Beware of Backdoor Bot
The FBI has identified six VPNs associated with the “911 S5 Bot” services. A public service announcement has been published to educate individuals and businesses about these bots and how to detect and remove them. The VPNs containing these backdoors include MaskVPN, DewVPN, PaladinVPN, ProxyGate, ShieldVPN, and ShineVPN, which have allegedly infected over 19 million IP addresses. According to a news report published on May 29, the suspect behind this proxy, YunHe Wang, has been arrested by the United States Department of Justice and the botnet has been dismantled.
What is this backdoor bot? In general, the proxy back doors pose a significant threat as they create potential gateways for criminals to conduct a range of harmful activities. Such activities may include, but are not limited to, financial fraud and identity theft. The criminal could potentially gain unauthorized access to personal and financial information stored on the infected devices, thereby compromising the individual’s security. Furthermore, these back doors could also be used to exploit for carding attempts, which involve the unauthorized use of stolen credit card data, a horrible experience for those merchants whom had encountered this before.
The nature of this backdoor bot allow the criminals to remotely manipulate the infected device, executing commands for malicious acts. This technique is particularly insidious because, from the perspective of the targeted victims, the incoming traffic does not appear to be originating from a VPN. Instead, it is disguised and appears as if it’s coming from a regular residential IP address, thereby accessing the service or making the purchase without raising suspicion. This deceptive tactic makes detection challenging, as standard methods of identifying VPN or anonymous proxy traffic may not be effective against this unique threat.
To combat such a sophisticated form of intrusion, it’s critical to employ several detection methods. One such method is ‘velocity checks.’ Velocity checks encompass the monitoring and analysis of the frequency and pattern of specific actions or transactions over a given period. You can monitor for any abnormal behavior by checking the IP address, email address, device, and total sales using fraud validation rules. For instance, if your sales history indicates that the average sales per user should not exceed 3, you may want to review the order if it exceeds this threshold.

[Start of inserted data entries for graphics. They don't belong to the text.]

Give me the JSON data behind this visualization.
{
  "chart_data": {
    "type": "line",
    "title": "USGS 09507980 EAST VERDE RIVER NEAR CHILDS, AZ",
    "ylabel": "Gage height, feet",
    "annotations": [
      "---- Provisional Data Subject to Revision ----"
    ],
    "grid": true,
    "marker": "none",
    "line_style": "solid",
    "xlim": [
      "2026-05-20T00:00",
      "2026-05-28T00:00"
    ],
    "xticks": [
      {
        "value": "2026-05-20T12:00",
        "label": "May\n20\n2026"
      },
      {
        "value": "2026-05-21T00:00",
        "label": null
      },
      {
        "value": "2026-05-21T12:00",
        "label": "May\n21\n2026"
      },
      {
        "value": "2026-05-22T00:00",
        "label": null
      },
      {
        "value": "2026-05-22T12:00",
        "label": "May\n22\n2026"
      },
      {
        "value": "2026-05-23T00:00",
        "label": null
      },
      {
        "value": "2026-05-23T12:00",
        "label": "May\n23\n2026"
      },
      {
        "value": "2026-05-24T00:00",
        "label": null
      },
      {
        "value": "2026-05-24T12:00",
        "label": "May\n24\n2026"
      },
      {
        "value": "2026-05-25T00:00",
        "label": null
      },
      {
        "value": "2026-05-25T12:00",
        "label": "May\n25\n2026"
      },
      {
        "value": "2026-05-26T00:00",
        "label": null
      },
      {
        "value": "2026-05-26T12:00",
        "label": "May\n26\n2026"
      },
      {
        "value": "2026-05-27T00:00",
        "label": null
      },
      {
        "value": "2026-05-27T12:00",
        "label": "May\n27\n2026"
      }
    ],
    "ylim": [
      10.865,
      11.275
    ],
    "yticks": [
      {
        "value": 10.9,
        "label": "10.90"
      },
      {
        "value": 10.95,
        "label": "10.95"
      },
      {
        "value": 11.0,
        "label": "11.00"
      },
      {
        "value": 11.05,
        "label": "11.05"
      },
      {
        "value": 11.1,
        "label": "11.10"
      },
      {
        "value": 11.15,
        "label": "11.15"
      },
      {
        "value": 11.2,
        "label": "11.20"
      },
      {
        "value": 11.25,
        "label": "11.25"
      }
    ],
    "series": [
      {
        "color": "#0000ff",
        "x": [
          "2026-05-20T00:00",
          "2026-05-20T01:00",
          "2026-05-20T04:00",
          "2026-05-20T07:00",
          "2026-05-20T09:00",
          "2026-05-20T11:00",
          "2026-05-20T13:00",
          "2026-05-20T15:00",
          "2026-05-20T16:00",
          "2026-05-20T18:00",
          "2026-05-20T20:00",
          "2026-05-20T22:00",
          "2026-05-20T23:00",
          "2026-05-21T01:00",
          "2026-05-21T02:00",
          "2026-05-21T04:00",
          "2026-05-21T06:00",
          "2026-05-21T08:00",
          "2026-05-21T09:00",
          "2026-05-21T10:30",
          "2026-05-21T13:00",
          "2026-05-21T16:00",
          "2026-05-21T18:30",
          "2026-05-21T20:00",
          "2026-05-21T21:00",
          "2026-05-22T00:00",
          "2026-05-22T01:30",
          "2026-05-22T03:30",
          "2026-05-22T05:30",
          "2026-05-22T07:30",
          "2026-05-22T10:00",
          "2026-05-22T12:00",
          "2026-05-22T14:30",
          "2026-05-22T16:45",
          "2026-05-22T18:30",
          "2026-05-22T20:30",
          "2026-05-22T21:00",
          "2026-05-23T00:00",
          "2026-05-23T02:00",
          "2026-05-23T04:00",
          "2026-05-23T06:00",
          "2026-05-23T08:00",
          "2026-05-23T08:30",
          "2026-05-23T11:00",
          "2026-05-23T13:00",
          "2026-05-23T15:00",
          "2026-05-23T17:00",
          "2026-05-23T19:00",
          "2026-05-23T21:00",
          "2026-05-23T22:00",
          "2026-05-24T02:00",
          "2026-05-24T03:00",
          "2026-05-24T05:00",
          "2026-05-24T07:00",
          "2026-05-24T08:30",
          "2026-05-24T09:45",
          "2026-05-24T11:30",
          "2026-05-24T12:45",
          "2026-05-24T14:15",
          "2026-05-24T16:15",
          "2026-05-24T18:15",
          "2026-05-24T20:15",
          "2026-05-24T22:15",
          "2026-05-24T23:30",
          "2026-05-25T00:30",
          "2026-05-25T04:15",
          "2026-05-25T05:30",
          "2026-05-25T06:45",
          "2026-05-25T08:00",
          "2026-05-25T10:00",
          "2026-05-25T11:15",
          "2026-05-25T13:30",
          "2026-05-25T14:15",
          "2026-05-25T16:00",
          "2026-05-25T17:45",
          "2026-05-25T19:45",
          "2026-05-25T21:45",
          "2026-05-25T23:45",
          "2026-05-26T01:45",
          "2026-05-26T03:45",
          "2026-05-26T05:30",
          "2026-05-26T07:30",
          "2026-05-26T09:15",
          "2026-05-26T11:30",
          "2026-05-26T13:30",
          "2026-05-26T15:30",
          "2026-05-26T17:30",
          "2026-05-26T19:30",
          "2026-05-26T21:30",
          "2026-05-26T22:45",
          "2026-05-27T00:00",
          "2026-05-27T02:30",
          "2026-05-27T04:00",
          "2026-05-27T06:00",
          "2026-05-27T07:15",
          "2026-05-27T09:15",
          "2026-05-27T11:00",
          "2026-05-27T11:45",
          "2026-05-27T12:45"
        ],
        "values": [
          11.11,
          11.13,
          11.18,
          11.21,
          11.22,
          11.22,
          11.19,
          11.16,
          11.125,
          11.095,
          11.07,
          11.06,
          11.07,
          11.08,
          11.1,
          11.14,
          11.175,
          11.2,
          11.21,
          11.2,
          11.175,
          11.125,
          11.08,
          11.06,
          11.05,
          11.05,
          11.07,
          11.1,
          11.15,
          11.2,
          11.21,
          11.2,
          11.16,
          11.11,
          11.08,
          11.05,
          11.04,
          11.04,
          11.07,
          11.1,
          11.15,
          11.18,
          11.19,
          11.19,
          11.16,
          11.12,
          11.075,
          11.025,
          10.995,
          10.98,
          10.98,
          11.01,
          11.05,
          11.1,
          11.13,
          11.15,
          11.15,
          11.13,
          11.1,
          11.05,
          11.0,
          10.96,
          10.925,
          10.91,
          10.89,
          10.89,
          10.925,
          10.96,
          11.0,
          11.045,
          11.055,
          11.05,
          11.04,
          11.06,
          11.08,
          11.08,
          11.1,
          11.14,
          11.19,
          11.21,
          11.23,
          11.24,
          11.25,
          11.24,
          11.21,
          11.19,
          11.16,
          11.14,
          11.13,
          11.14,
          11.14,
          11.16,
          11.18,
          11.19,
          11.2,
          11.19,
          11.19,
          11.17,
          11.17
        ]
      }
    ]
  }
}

Another crucial area to monitor closely would be any sudden or unexpected changes in the billing or shipping addresses associated with an account or a series of transactions. This could be indicative of fraudulent activity as the device could be potentially exploited and tampered by the fraudsters. Similarly, it is also important to keep a close watch on the shopping behavior of users. For example, if users are consistently making purchases at odd hours that are unusual based on their past behavior or the norms of your customer base, it may signal that something amiss.
To summarize, you may not always be able to predict the specific types of fraud or crime that may be directed towards your business. However, by understanding your business well and devising appropriate validation rules and safeguard measures, you can significantly enhance the protection of your online business against these threats. It’s advisable to regularly check your sales data for a better understanding of the sales patterns. This way, you can easily detect any abnormalities.